Digital “health passports” and associated “digital wallets” appear to be examples of technology that is “used to advance financial inclusion from the start.”
It also appears to be in line with the United Nations’ Sustainable Development Goals, particularly Goal 16.9, that urges for all people, which would include infants, to acquire a digitized legal identification by 2030.
Goal 16.9 also reminds me of the European Union’s assertion that its vaccine passport, the so-called “Green Pass,” which would be utilised in a number of European countries to keep the unvaccinated and anyone with natural resistance out of all types of public and private settings, safeguards people’s privacy.

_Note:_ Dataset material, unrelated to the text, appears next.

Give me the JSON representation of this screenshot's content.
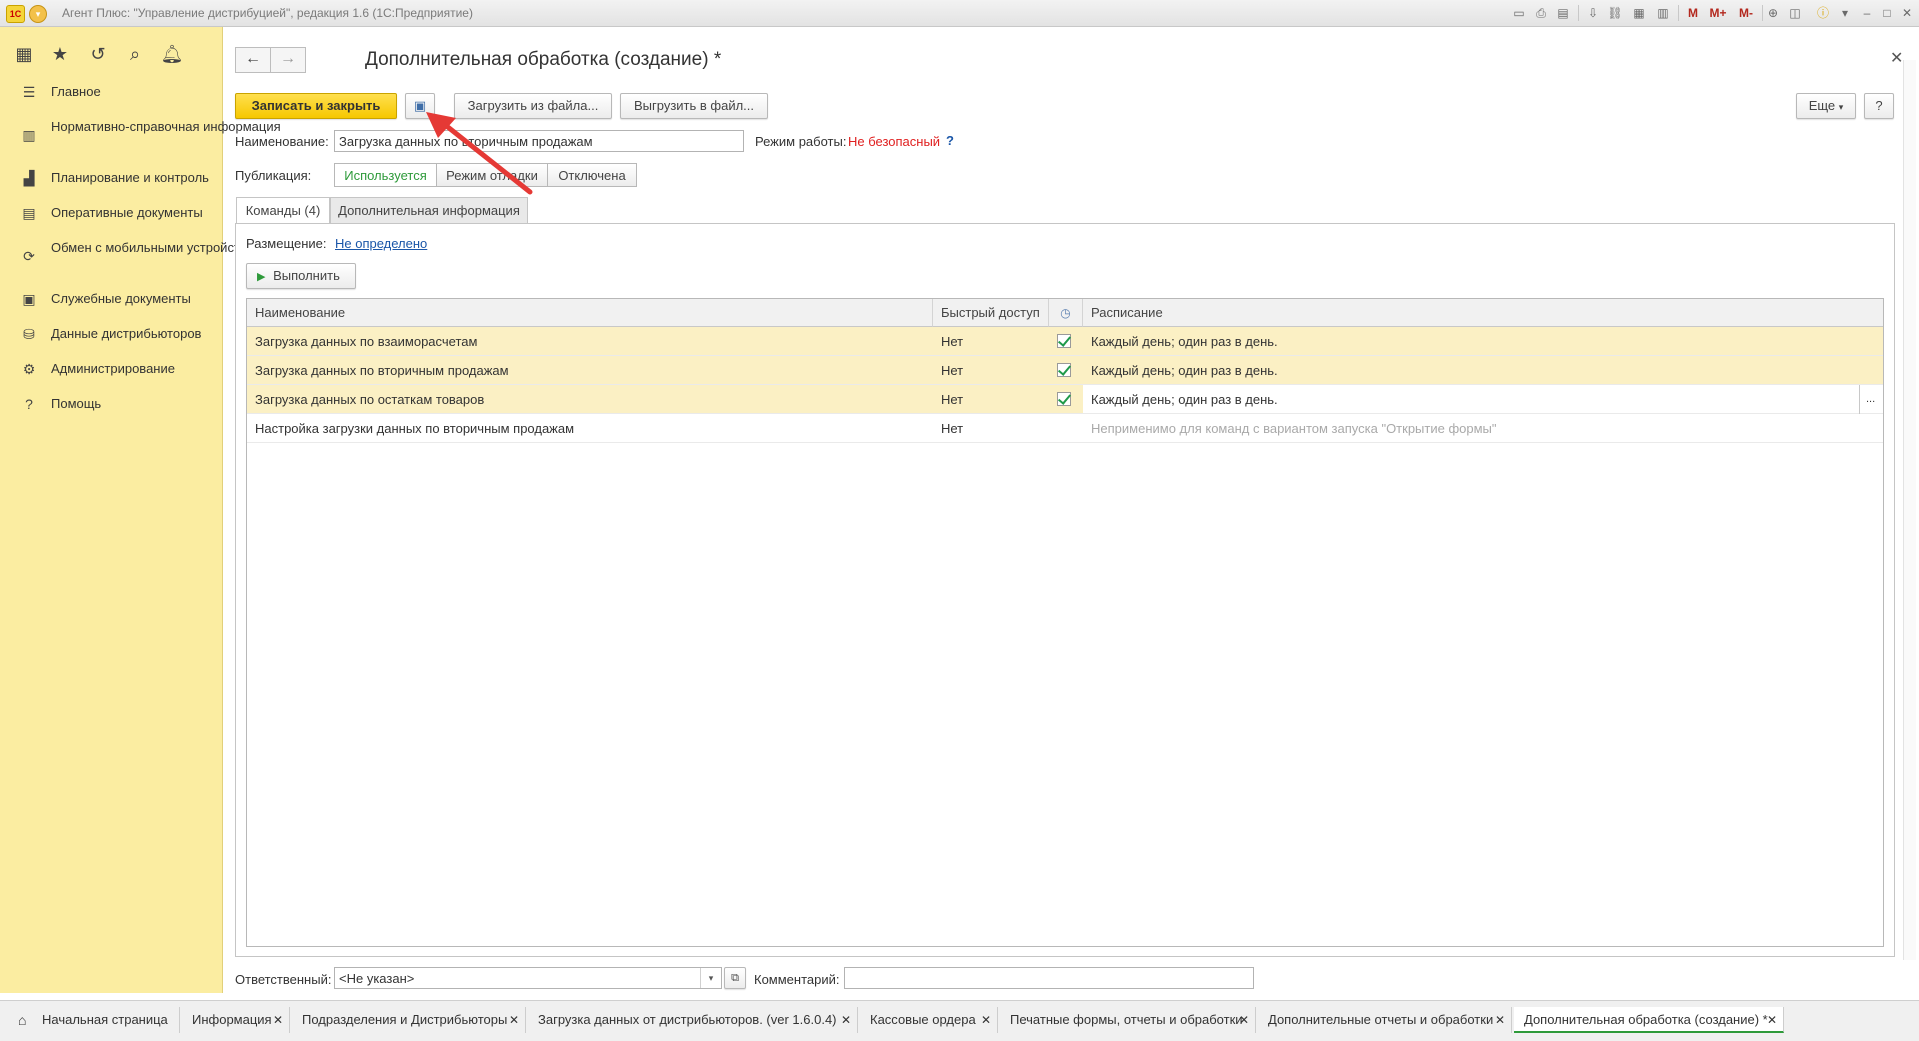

The GAVI Vaccine Alliance asked for “innovations that leverage new technologies to modernize the process of identifying and registering the children who are most in need of life-saving vaccines,” which connects two separate challenges — global financial system security and public health.
The employment of such technology, however, would not be limited to documenting childhood immunizations. GAVI characterized prospective applications of these “new technologies” as “access to other services,” which included “financial services” in a wide sense.
While concerns of “financial inclusion” are kept aside, the writers of the Carnegie Endowment executive summary echoed their recommendations in a spring 2021 paper that appeared on the IMF’s website.
Whereas the Carnegie report’s authors and collaborators in the “Collective Strength” effort stress the importance of adequately protecting the financial system and its digital assets, it’s uncertain how a sustained shift to a purely digital, cloud-based environment can really be regarded “secure.”
Take, for example, Micha Weis, the Israeli finance ministry’s financial cyber manager, who said the following about “Collective Strength”: “[a]ttackers are 10 steps ahead of the defender.”
Similar statements are unsettling to people who already are apprehensive of “FinTech” and the growing overlap amongst “Big Tech” and “Big Finance.”
Likewise, for many, yet another “simulation” of a massive and deadly worldwide calamity may evoke memories of “Event 201” as well as what happened afterward — notoriously labelled as a “live exercise” by then-US Secretary of State Mike Pompeo on March 20, 2020.